Man of Honour
- Joined
- 5 Jun 2003
- Posts
- 91,562
- Location
- Falling...
Indeed!
I had a good 2 year period where I floated about with little ambition, envious of those who seemed to be gifted opportunities and fell on their feet before snapping out of it and deciding to take control.
I took a massive gamble switching careers wholesale at the age of almost 40, going from a large established multinational with defined career paths in an industry I know like the back of my hand, to a small and relatively insecure company in a totally different arena that in all honesty I knew very little about even after all the prep I put in. In my first three months I was convinced I'd made the wrong choice and that I wasn't good enough - I've never felt like such a charlatan.
Happily my fears were never realised and I made a good choice.
I'll never be rich, I'll probably never really be that well off, but I'm definitely more secure and better off than I was two years ago.
Sure, sometimes bad things happen to good people, but generally those who demonstrate the right work ethic and apply themselves properly are those who profit, and that's absolutely how it should be.

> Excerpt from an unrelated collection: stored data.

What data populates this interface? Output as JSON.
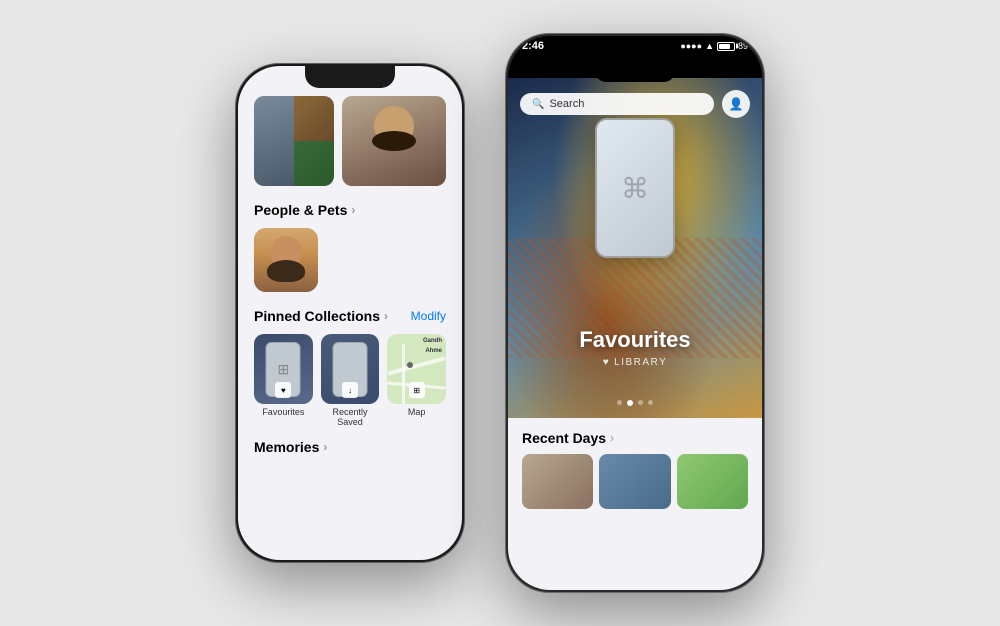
{
  "page": {
    "background": "#e8e8e8"
  },
  "phone1": {
    "sections": {
      "memories": {
        "title": "Memories",
        "chevron": "›"
      },
      "people_pets": {
        "title": "People & Pets",
        "chevron": "›"
      },
      "pinned_collections": {
        "title": "Pinned Collections",
        "chevron": "›",
        "modify": "Modify",
        "items": [
          {
            "label": "Favourites",
            "icon": "♥"
          },
          {
            "label": "Recently Saved",
            "icon": "↓"
          },
          {
            "label": "Map",
            "icon": "⊞"
          }
        ]
      }
    }
  },
  "phone2": {
    "status_bar": {
      "time": "2:46",
      "battery": "89",
      "wifi": "wifi"
    },
    "search": {
      "placeholder": "Search",
      "label": "Search"
    },
    "hero": {
      "title": "Favourites",
      "subtitle": "LIBRARY",
      "heart": "♥"
    },
    "dots": [
      false,
      true,
      false,
      false
    ],
    "recent_days": {
      "title": "Recent Days",
      "chevron": "›"
    }
  }
}
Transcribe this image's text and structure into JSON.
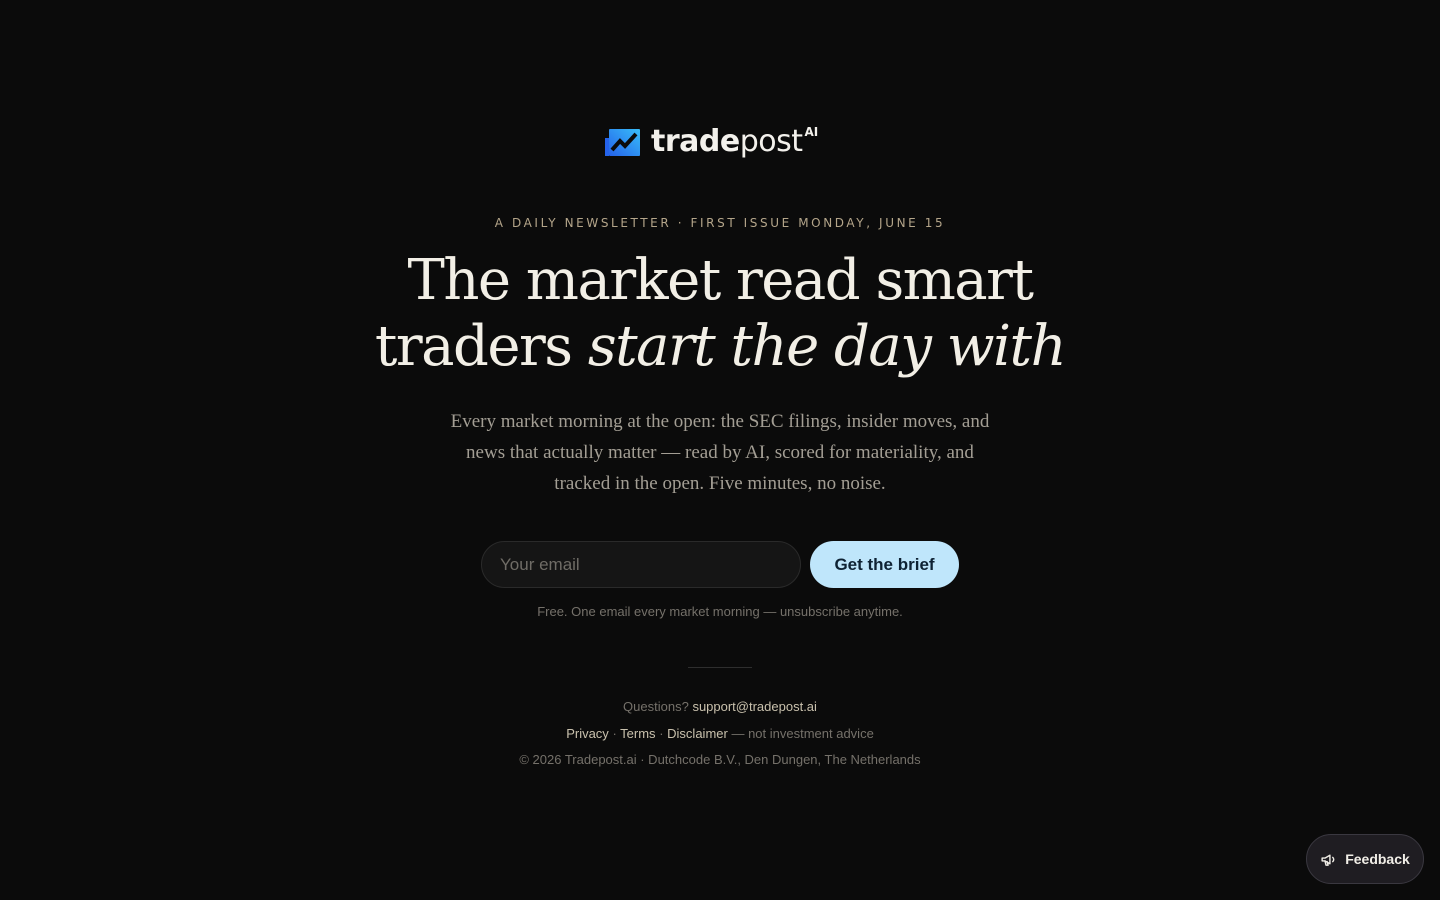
{
  "brand": {
    "name_bold": "trade",
    "name_light": "post",
    "superscript": "AI",
    "accent_color": "#2aa8f2"
  },
  "hero": {
    "eyebrow": "A DAILY NEWSLETTER · FIRST ISSUE MONDAY, JUNE 15",
    "headline_line1": "The market read smart",
    "headline_line2_plain": "traders ",
    "headline_line2_italic": "start the day with",
    "subtext": "Every market morning at the open: the SEC filings, insider moves, and news that actually matter — read by AI, scored for materiality, and tracked in the open. Five minutes, no noise."
  },
  "signup": {
    "email_placeholder": "Your email",
    "email_value": "",
    "button_label": "Get the brief",
    "button_color": "#bfe6fb",
    "fineprint": "Free. One email every market morning — unsubscribe anytime."
  },
  "footer": {
    "questions_label": "Questions?",
    "support_email": "support@tradepost.ai",
    "privacy_label": "Privacy",
    "terms_label": "Terms",
    "disclaimer_label": "Disclaimer",
    "disclaimer_note": "— not investment advice",
    "separator": "·",
    "copyright": "© 2026 Tradepost.ai · Dutchcode B.V., Den Dungen, The Netherlands"
  },
  "feedback": {
    "label": "Feedback",
    "icon": "megaphone-icon"
  }
}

I took a big gamble, quit my job in the middle of covid (after applying for a new job, so now have to survive the probationary period!), and took a significant paycut (but at least I get my full tax free allowance again!) - but long term it will offer many more opportunities and make me enjoy life that little bit more. Short term pain, long term gain (hopefully). IT's about being strategic, making your own luck, and taking some chances.
I'll never be super rich, I will continue to work for organisations rather than running my own business. Sure as a family we own more than 1 property - but **** me if it hasn't been a hard graft and painful journey.
I was determined to become chartered (engineer) before I turned 40, and succeeded. I also have taken on more training and developed extra skills to make me more employable in a broader sector than I was in previously. All these weekend working, long hours and missing out time with the kids, was worth it, as I am now where I am and spending more time with the kids than ever before, and enjoying life again.
It may all fall flat on its face - but at least I've given something a go.